Tuesday, 27 December 2011

... from the Sky



“Oh Mummy, isn’t the sky just beautiful today!”

I’m looking up and seeing cloud. Grey cloud. But suddenly, there it is, thin slivers of yellow breaking through like a shy smile, and just as I notice these small pockets of goodness my daughter sighs, “look at the gold mummy…”

And I realise that it’s me; it’s me that has put this in her, and as a mother I feel proud and good and wonderful.

Once upon a time ten years ago – or so – I was in a car with my then boss. The sky as we drove away from the office to a meeting was A M A Z I N G: great puffs of white outlined with pink, floating mesmerisingly along the treeline.

“Wow, look at that amazing sky”, I said in wonder.

“Are you serious?” he replied with a furrowed brow and curled lip.

Maybe that was one of the many moments I realised I was different. You see, I notice things. I notice trees that dance in Autumn winds. I sense the swaying movement of grass under my feet on a summer’s day. I feel the air of a coastal breeze deep, deep within. I’m always trying to take that moment of life and turn it into something beautiful, even when everything else is numb or empty or dead.


And I realise that this is what I can pass to my daughter, the most precious gift I think I have to offer: the ability to find joy in the simplest of things.

Wednesday, 7 December 2011

... from Friendship



Age 8-9


It started with a Christmas card. I remember walking into the classroom and spying it sat neatly on my desk.

Even now she’s still so good at remembering to make people feel special. I’m always amazed that each time I go to her house there is a prettily wrapped gift on the side, or a card with a name. I don’t think she ever forgets a Birthday. I guess that inside my card there were words along the lines of ‘would you like to be my friend?’; we were only 8, afterall. Oh, the exciting prospect of a new friend, a real friend.

Back then life was all about dens in the bushes and dance-offs in the playground. It was all so innocent and my memories are cocooned in a yellowy late-summer haze where we ran round in peddle-pushers and lace-up pumps; I like it that way, too. 

Age 11-12


We would spend hours writing songs together in notebooks before recording our words hunched over the tiny record player in the corner of her bedroom: one piece of vinyl with a minute or so of instrumental music played over and over alongside our voices, made its mark on the small tape-deck. How I cringed when she took that tape to school and played it in music class; I have always admired her fearless confidence.

I reminisce about how I would sit outside on the brick wall kicking my heels until she finished her lunch; it seemed unfair that our playtime should be made to wait because I had sandwiches and she hot meals. And how in awe I was of her mum who, after school, could be found lounging in her bikini enjoying the late afternoon sun or designing some fantastical dance outfit.
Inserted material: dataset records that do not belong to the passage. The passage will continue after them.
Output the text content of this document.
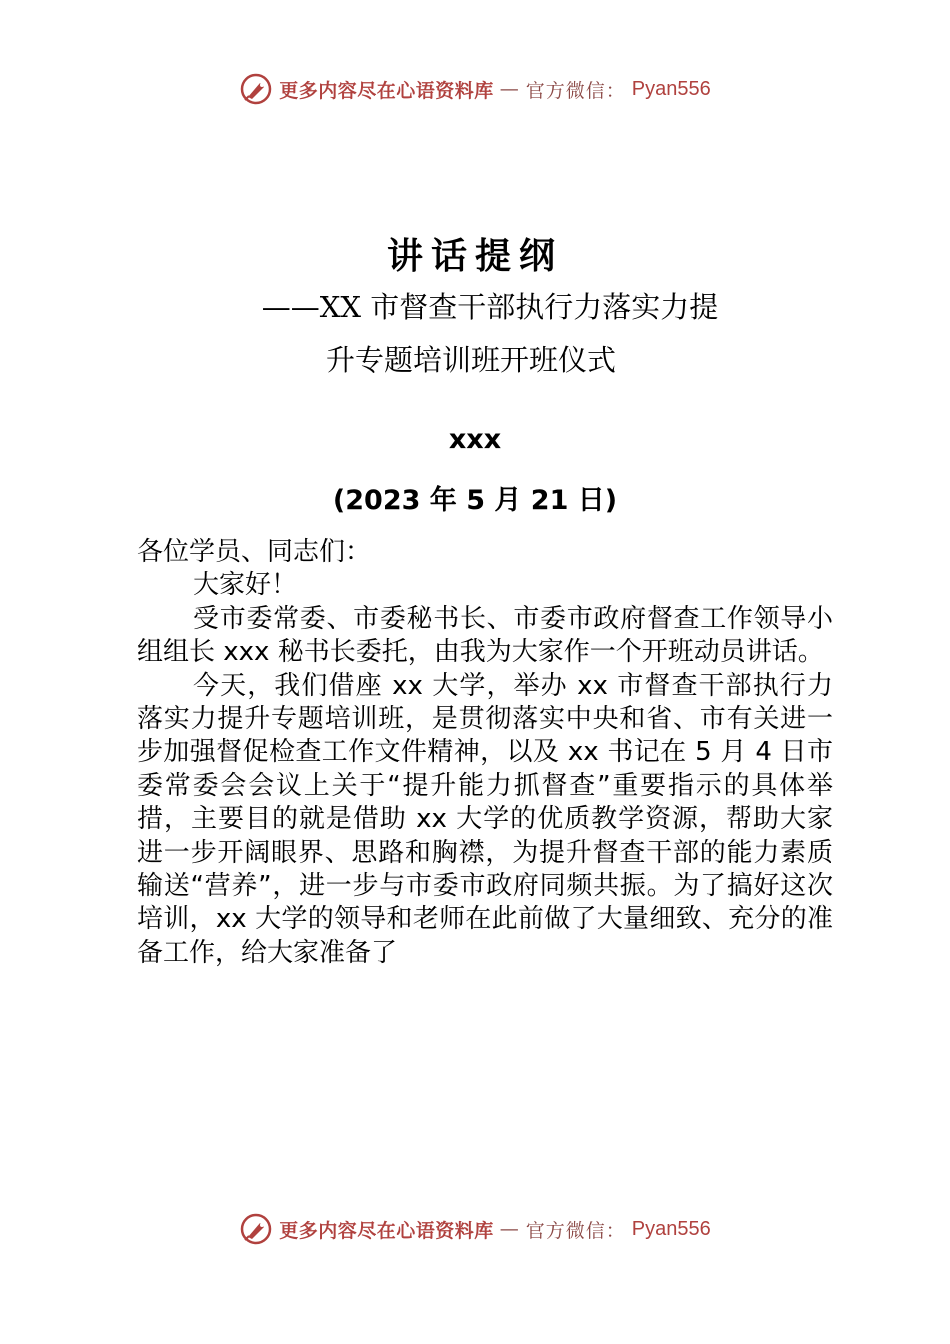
更多内容尽在心语资料库 — 官方微信： Pyan556
讲话提纲
——XX 市督查干部执行力落实力提
升专题培训班开班仪式
xxx
(2023 年 5 月 21 日)

各位学员、同志们：

大家好！

受市委常委、市委秘书长、市委市政府督查工作领导小组组长 xxx 秘书长委托，由我为大家作一个开班动员讲话。

今天，我们借座 xx 大学，举办 xx 市督查干部执行力落实力提升专题培训班，是贯彻落实中央和省、市有关进一步加强督促检查工作文件精神，以及 xx 书记在 5 月 4 日市委常委会会议上关于“提升能力抓督查”重要指示的具体举措，主要目的就是借助 xx 大学的优质教学资源，帮助大家进一步开阔眼界、思路和胸襟，为提升督查干部的能力素质输送“营养”，进一步与市委市政府同频共振。为了搞好这次培训，xx 大学的领导和老师在此前做了大量细致、充分的准备工作，给大家准备了

更多内容尽在心语资料库 — 官方微信： Pyan556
After school at my house meant sausage casserole and a muddy dog walk.

We embraced our differences; we still do.

Age 22


And so our friendship weaved its way almost seamlessly through teenage angst, first love, lost love, jobs, travels, second love, careers, no love. There were letters typed when bored at my office job and posted off to her new exciting life in Blackpool. I have photos of her in my first flat when she came back to visit, she is wearing spectacles and I am reminded of how grown up and sophisticated she seemed to me. 

I remember how she then returned to our hometown and then cried when I promptly ran off to Japan; I remember how she cries every single time I run off. But I always come back… to be at her side when she married, to be the first to hold her newborn daughter.

Now I am here again, and for that I am glad.

Summer 2011


We sit in her kitchen drinking tea and marvel at the life of a friendship, how one minute the most important thing between you is if your chosen fluorescent socks will complement each others at the school disco, and then suddenly you’re here going through marriage and childbirth, talking about dreams and compromises, school uniforms and no school, pasts and futures.

Suddenly I realise that our friendship is like a patchwork quilt with a million-and-one memories sewn into each square and somehow there isn’t a thought I have that doesn’t include her in some way, no matter how small.

“It’s like getting older just crept up on us, isn’t it?” she says.

now our children play...

And she’s right, because suddenly I am supporting her through something we could not have contemplated at eight-years-old and I realise that there is a deeper meaning to my being here. Static. It is because I am needed; to help out with the school run, to share wine, to offer a hug, and there is truly nowhere else I would rather be right now because our friendship of nearly 30 years, with all its ups and downs, assures me that this is right where I should be.